Эти «слова нулевых» предельно индивидуальны и одновременно с этим предельно всеобщи. Они объединяют разные социальные страты, людей разного уровня образования и доходов. Собирая слова, Гасан Гусейнов делает то, на что неспособны традиционные инертные словари, в которых невозможно обнаружить живого дыхания жизни. Его истории, подслушанные в электричке по дороге в Переделкино, становятся анекдотами, а статьи о русском языке — жареными филологическими новостями, в которых каждый узнает себя.

 

Бестиарий в словесности и изобразительном искусстве. Составитель А. Л. Львова. М., «Intrada», 2012, 183 стр.

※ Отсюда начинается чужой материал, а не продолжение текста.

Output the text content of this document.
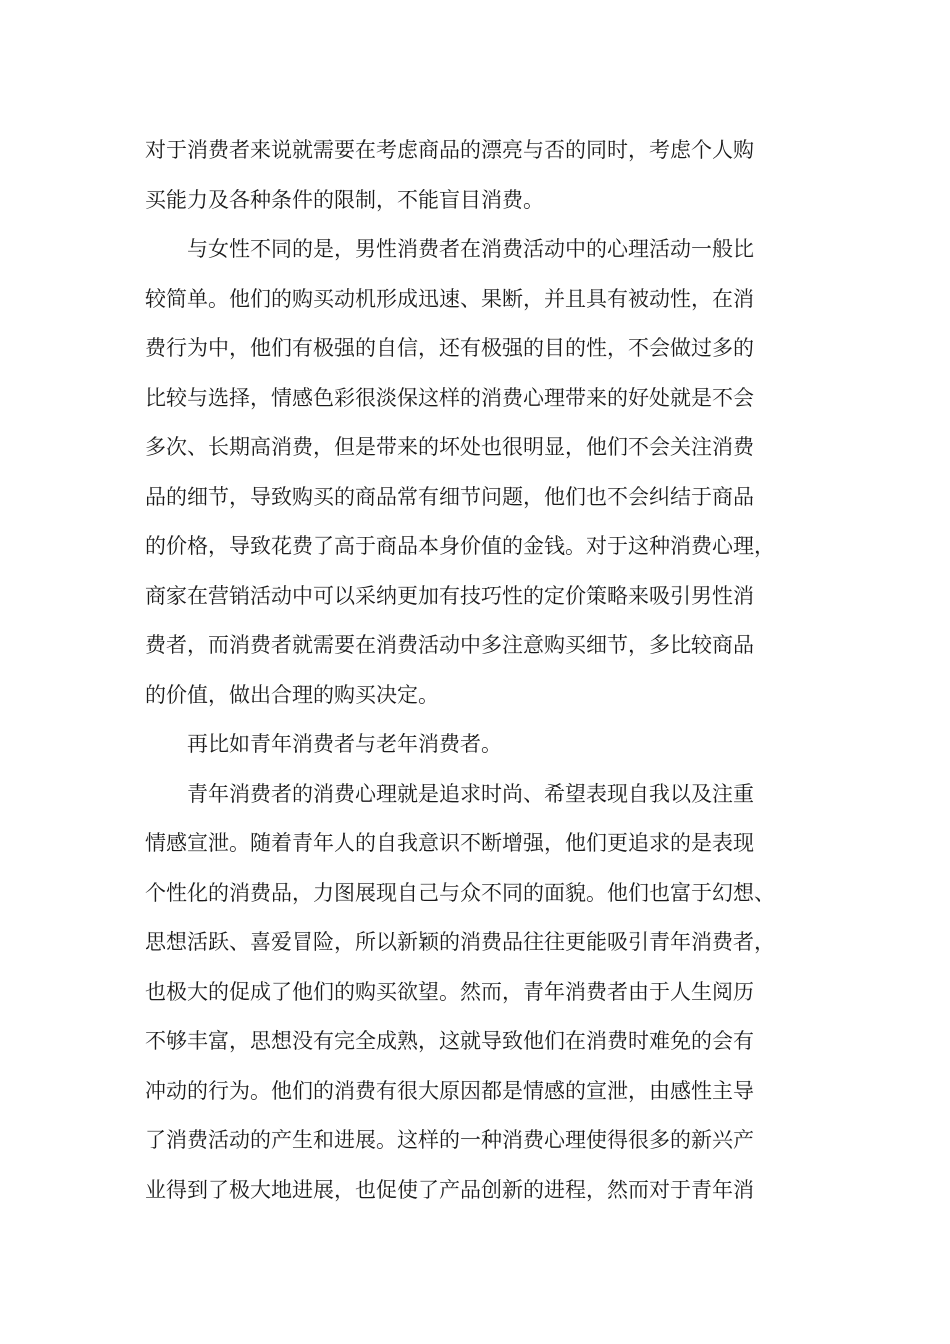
对于消费者来说就需要在考虑商品的漂亮与否的同时，考虑个人购
买能力及各种条件的限制，不能盲目消费。
　　与女性不同的是，男性消费者在消费活动中的心理活动一般比
较简单。他们的购买动机形成迅速、果断，并且具有被动性，在消
费行为中，他们有极强的自信，还有极强的目的性，不会做过多的
比较与选择，情感色彩很淡保这样的消费心理带来的好处就是不会
多次、长期高消费，但是带来的坏处也很明显，他们不会关注消费
品的细节，导致购买的商品常有细节问题，他们也不会纠结于商品
的价格，导致花费了高于商品本身价值的金钱。对于这种消费心理，
商家在营销活动中可以采纳更加有技巧性的定价策略来吸引男性消
费者，而消费者就需要在消费活动中多注意购买细节，多比较商品
的价值，做出合理的购买决定。
　　再比如青年消费者与老年消费者。
　　青年消费者的消费心理就是追求时尚、希望表现自我以及注重
情感宣泄。随着青年人的自我意识不断增强，他们更追求的是表现
个性化的消费品，力图展现自己与众不同的面貌。他们也富于幻想、
思想活跃、喜爱冒险，所以新颖的消费品往往更能吸引青年消费者，
也极大的促成了他们的购买欲望。然而，青年消费者由于人生阅历
不够丰富，思想没有完全成熟，这就导致他们在消费时难免的会有
冲动的行为。他们的消费有很大原因都是情感的宣泄，由感性主导
了消费活动的产生和进展。这样的一种消费心理使得很多的新兴产
业得到了极大地进展，也促使了产品创新的进程，然而对于青年消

Уже второй год подряд в «неэффективном» РГГУ проходят конференции, посвященные бестиариям. Бестиариями, как известно, в Средневековье называли сборники «зоологических статей, в которых наряду со сведениями о реальных животных содержалась информация о вымышленных существах (василиске, кентавре, единороге и т. д.). Описания животных зачастую далеки от истины. Они имеют нравоучительно-аллегорический смысл и являются одним из видов мистической зоологии, отразившейся также в изобразительном искусстве, в проповедях и поэзии», — пишет А. В. Скрябина в статье «Странно безобразные образы „Магического бестиария”» Николая Кононова». Трудно перечислить все статьи данного сборника, заслуживающие прочтения. Это и работа «Риторический бестиарий Кантемира» — о незаслуженно забытом русском классике, из которого черпали многие наши поэты, авторства О. Л. Довгий, и статья В. К. Былинина и Д. М. Магомедовой «Из наблюдений над бестиарием Александра Блока: Птицы Гамаюн, Сирин, Алконост и другие». И исследование Бориса Орехова и Марии Рыбиной «Животный мир „Слова о полку Игореве” в переводе Филиппа Супо». Рецепция бестиария древнерусского памятника французским сюрреалистом — воистину захватывающий сюжет! Борис Орехов, кстати, известен как молодой ученый из Уфы, вычленивший из тысяч страниц новостного сайта Lenta.ru ключевые слова последнего десятилетия, среди которых большинство техногенных: «авиакомпания, айпад, айфон, блог, видео, кризис, мега, модернизация, нанотехнология, нацпроект, несогласный, оборотень, откат, перезагрузка, превед, распил, рында, соцсеть, спецоперация и супермен».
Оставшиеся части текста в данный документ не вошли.